L’Ora della Terra: sessanta minuti fatti di stelle

Il 25 marzo 2017 tutto il mondo spegne le luci per un’ora

 

Earth Hour (Ora della Terra), l’evento internazionale ideato e gestito dal WWF (www.wwf.it), è ormai giunto alla decima edizione. E se nel 2007 partecipò solo la città australiana di Sydney, oggi  l’ora di buio si è diffusa in Europa, Asia e America.

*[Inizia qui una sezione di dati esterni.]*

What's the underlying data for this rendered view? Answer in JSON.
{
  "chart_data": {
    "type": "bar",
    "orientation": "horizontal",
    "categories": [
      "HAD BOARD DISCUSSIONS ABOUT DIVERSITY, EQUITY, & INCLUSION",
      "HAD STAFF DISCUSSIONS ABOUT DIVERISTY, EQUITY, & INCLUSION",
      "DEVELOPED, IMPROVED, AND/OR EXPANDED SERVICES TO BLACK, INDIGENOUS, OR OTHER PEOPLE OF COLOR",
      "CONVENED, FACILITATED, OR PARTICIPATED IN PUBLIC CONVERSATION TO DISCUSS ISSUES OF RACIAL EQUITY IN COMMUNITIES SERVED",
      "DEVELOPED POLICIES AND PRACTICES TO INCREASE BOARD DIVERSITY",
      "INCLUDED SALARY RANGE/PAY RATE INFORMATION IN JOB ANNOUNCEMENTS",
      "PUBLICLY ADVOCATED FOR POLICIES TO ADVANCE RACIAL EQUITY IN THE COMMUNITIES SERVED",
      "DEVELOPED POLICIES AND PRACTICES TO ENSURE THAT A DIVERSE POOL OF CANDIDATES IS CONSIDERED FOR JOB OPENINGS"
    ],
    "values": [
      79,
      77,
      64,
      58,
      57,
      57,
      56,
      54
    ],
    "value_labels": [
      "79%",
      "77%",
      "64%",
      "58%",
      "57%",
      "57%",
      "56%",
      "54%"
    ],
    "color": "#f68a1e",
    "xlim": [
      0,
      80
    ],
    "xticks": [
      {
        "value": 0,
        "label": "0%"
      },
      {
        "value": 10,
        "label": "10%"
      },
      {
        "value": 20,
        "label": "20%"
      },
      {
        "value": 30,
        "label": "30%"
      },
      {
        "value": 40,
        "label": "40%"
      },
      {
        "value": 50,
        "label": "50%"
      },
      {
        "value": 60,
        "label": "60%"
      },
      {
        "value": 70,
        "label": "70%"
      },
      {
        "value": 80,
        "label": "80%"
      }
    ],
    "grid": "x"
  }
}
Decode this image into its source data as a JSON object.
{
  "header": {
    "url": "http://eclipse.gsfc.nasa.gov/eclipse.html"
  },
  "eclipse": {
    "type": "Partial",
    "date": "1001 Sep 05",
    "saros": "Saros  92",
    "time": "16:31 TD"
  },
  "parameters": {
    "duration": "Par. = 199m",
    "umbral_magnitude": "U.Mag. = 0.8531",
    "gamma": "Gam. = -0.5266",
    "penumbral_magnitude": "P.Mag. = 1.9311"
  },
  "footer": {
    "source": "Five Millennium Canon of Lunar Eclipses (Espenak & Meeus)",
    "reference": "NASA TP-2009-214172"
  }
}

Lo scorso anno, infatti, l’iniziativa promossa dall’Associazione che ha come logo il panda gigante ha coinvolto ben 178 Paesi. Sono state spente le luci di alcune delle principali icone mondiali come l’Opera House di Sydney, il Cristo Redentore  di Rio de Janeiro, la Torre Eiffel di Parigi e il Ponte sul Bosforo di Istanbul.

L’Italia non si è tirata indietro e ha accettato la sfida, spegnendo oltre 400 luoghi e monumenti tra cui la Basilica di San Pietro, il Colosseo, la Torre di Pisa e la Mole Antonelliana.

Quest’anno l’Ora della Terra cadrà il 25 marzo 2017, dalle ore 20.30 alle 21.30. Attraverso tutti i fusi orari, centinaia di milioni di persone spegneranno le luci per un’ora, per manifestare contro il cambiamento climatico dovuto all’inquinamento.

Il 2016 è stato, infatti, dichiarato dalla Nasa e dall’Agenzia federale Usa per la meteorologia (Noaa) l’anno più caldo mai registrato, un dato che minaccia il benessere umano e la sopravvivenza di specie animali e vegetali. Secondo l’Intergovernmental Panel on Climate Change (IPCC) la temperatura della Terra nei prossimi 10 anni potrebbe aumentare fino ad un valore di 5,8°, causando lo scioglimento dei ghiacciai e dei ghiacci dei Poli con il conseguente innalzamento del livello dei mari di circa 6 metri. Se si verificasse intere città sarebbero sommerse!

L’Ora della Terra sarà dedicata in particolare alla specie “simbolo”: l’orso polare destinato ad estinguersi molto rapidamente qualora le previsioni dell’IPCC dovessero avverarsi.

Chi è coinvolto? Ognuno di noi:è un’ora che riguarda tutta la Terra, tutti i suoi abitanti e specialmente i giovani.

E tu che leggi, cosa aspetti? Premi l’interruttore della tua camera e #ChangeClimateChange.